Everyone seems pretty cross at this juncture in the fight over raising the debt limit. As this is written, the House has just passed the bill that Speaker John Boehner yanked from the floor Thursday night and then revised with a balanced-budget amendment on Friday. The Senate has yet to pass Majority Leader Harry Reid's measure that in many but not all respects is not that much different.
It looks like the Senate will approve Reid's measure and that the two bills, framed in a way that makes compromise relatively easy, will be melded into one version that could be passed by bipartisan majorities of both houses in time to meet the supposedly hard deadline of Tuesday, Aug. 2.
But it's not certain everything will work out, and in the meantime nobody's very happy about the whole situation.

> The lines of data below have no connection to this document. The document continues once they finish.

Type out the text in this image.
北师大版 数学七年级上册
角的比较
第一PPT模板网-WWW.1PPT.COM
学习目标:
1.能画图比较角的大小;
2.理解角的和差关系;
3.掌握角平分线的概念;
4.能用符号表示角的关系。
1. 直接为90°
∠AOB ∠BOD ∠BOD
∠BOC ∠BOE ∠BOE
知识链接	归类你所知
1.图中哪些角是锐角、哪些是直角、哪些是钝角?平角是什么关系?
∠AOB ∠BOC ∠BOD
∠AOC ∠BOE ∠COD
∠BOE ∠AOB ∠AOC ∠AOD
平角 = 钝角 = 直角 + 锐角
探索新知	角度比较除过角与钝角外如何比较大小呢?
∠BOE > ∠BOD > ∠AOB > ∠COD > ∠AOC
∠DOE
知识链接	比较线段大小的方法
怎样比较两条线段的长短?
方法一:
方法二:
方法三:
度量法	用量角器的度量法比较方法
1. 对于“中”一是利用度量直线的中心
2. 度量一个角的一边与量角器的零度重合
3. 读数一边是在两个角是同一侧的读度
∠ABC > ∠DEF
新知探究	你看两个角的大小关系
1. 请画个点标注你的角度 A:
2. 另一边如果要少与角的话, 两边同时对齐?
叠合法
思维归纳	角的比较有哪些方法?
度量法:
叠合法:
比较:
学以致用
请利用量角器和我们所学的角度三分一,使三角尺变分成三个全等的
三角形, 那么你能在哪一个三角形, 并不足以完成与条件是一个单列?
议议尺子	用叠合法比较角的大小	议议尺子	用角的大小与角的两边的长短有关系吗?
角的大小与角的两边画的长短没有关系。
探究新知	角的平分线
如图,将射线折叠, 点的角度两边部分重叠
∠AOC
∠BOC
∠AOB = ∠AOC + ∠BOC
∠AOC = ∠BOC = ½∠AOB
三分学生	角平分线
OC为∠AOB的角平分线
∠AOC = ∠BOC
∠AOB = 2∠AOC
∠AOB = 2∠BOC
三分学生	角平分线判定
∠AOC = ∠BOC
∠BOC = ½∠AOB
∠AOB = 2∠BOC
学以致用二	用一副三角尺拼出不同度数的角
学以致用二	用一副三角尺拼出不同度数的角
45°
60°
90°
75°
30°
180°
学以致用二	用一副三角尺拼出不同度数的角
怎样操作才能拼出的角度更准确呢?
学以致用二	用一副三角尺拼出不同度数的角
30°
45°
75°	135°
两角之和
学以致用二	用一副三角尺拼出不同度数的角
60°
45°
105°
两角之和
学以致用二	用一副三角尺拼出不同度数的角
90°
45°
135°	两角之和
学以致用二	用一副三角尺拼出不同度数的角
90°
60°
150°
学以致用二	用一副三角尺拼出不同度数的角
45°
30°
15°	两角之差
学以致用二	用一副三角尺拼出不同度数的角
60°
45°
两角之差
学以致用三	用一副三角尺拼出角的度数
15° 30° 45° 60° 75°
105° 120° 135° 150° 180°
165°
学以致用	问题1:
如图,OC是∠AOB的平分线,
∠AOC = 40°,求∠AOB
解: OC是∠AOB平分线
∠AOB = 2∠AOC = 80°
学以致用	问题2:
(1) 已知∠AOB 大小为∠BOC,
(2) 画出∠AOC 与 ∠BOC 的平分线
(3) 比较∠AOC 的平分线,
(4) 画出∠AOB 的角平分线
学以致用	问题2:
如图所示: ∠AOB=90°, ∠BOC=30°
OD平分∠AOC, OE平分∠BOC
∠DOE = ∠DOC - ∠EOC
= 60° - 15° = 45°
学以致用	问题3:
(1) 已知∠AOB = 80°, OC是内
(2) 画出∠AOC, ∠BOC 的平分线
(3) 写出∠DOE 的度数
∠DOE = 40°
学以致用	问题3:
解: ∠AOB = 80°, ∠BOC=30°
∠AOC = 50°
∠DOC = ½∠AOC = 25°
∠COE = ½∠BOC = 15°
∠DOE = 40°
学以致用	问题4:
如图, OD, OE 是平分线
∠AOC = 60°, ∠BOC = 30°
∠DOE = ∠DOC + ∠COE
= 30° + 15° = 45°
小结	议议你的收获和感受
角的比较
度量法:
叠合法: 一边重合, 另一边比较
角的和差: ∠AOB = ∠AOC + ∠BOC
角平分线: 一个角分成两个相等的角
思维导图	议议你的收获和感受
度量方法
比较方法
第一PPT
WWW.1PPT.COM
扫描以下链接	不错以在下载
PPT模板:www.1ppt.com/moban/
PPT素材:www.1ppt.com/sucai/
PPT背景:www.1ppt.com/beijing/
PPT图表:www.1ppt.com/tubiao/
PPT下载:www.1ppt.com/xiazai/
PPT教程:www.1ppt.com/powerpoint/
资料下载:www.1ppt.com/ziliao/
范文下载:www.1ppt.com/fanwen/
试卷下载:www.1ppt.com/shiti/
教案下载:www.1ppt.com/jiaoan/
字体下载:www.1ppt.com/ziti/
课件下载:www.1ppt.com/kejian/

Democrats seem especially unhappy. They could have avoided the fight in the first place by raising the debt ceiling in the lame duck session in December, when they had large majorities in both houses of Congress.
But they decided not to. Reid's comments then suggested that he expected the issue to split the House Republicans, pitting the leadership against the 87 Tea Party-sympathizing freshmen. The leaders would have to agree to a tax increase in order to get a deal, with a party schism like the one that followed George H.W. Bush's agreement to a tax increase in 1990.
That didn't happen. Instead Reid abandoned his demand for a tax increase. The reason, I think, is that he hasn't had a 50-vote majority for a tax increase in the Senate, just as Senate Democrats haven't been able to pass a budget.
All of which left Barack Obama looking somewhat ridiculous when he called for more taxes in his televised speech Monday night. When you're trying to show you're leading and your followers have already gone off in another direction, you tend to look like something other than a leader.
Some Democrats, in frustration, have said House Republicans are acting "almost like a dictatorship" or are using "terrorist tactics." But in opposing tax increases, House Republicans are just being true to the voters who gave them in November 2010 a larger majority than they have won since 1946.
Other Democrats have taken to blaming Obama. Robert Reich, labor secretary in the Clinton administration, decries an empty bully pulpit. Paul Krugman, the trade economist who writes partisan vitriol for The New York Times, talks about a centrist copout.
Such complaints seem to ignore a lesson that Democrats were happy to teach Republicans after November 2008: Elections have consequences.
Our Constitution does not allow the Republicans, who won big in 2010, to immediately repeal Obamacare and pare back spending to 2007 levels, and they're pretty frustrated about that. Enough of them remained obdurate to prevent Boehner's bill from passing Thursday and to push him to include a provision supposedly forcing passage of a constitutional amendment requiring a balanced budget.
All of which weakens Boehner's bargaining position and may mean a final bill less tilted to Republican demands. But, as many Democrats note, the battle is being fought over how much spending to cut, which means that Republicans are winning. The question is just how much.
Democrats went into this fight with a precedent in mind, the budget fight between President Clinton and Speaker Newt Gingrich in 1995-96. The conventional wisdom is that Clinton won that fight and Republicans lost.
That's not quite right: After shifting to noticeably more moderate policies, Clinton was re-elected in 1996, but Republicans lost few House seats and held onto their congressional majorities at the same time.
The difference this time is that Obama has not shifted policies noticeably, but instead has seemed to position himself as a complainer on the sidelines, asking voters to call their congressman. He has presented no specific plan of his own. His chief of staff reports that he hasn't spoken at all to Boehner lately.
Just as he left the specifics of the stimulus package and Obamacare to congressional Democrats, so he has left the framing of an alternative to Harry Reid, whose Senate Democrats haven't passed a budget resolution in two years.
On Friday, the Gallup poll showed Obama's job approval down to 40 percent, the lowest of his presidency. Voters are cross with everybody, but he has the most to lose.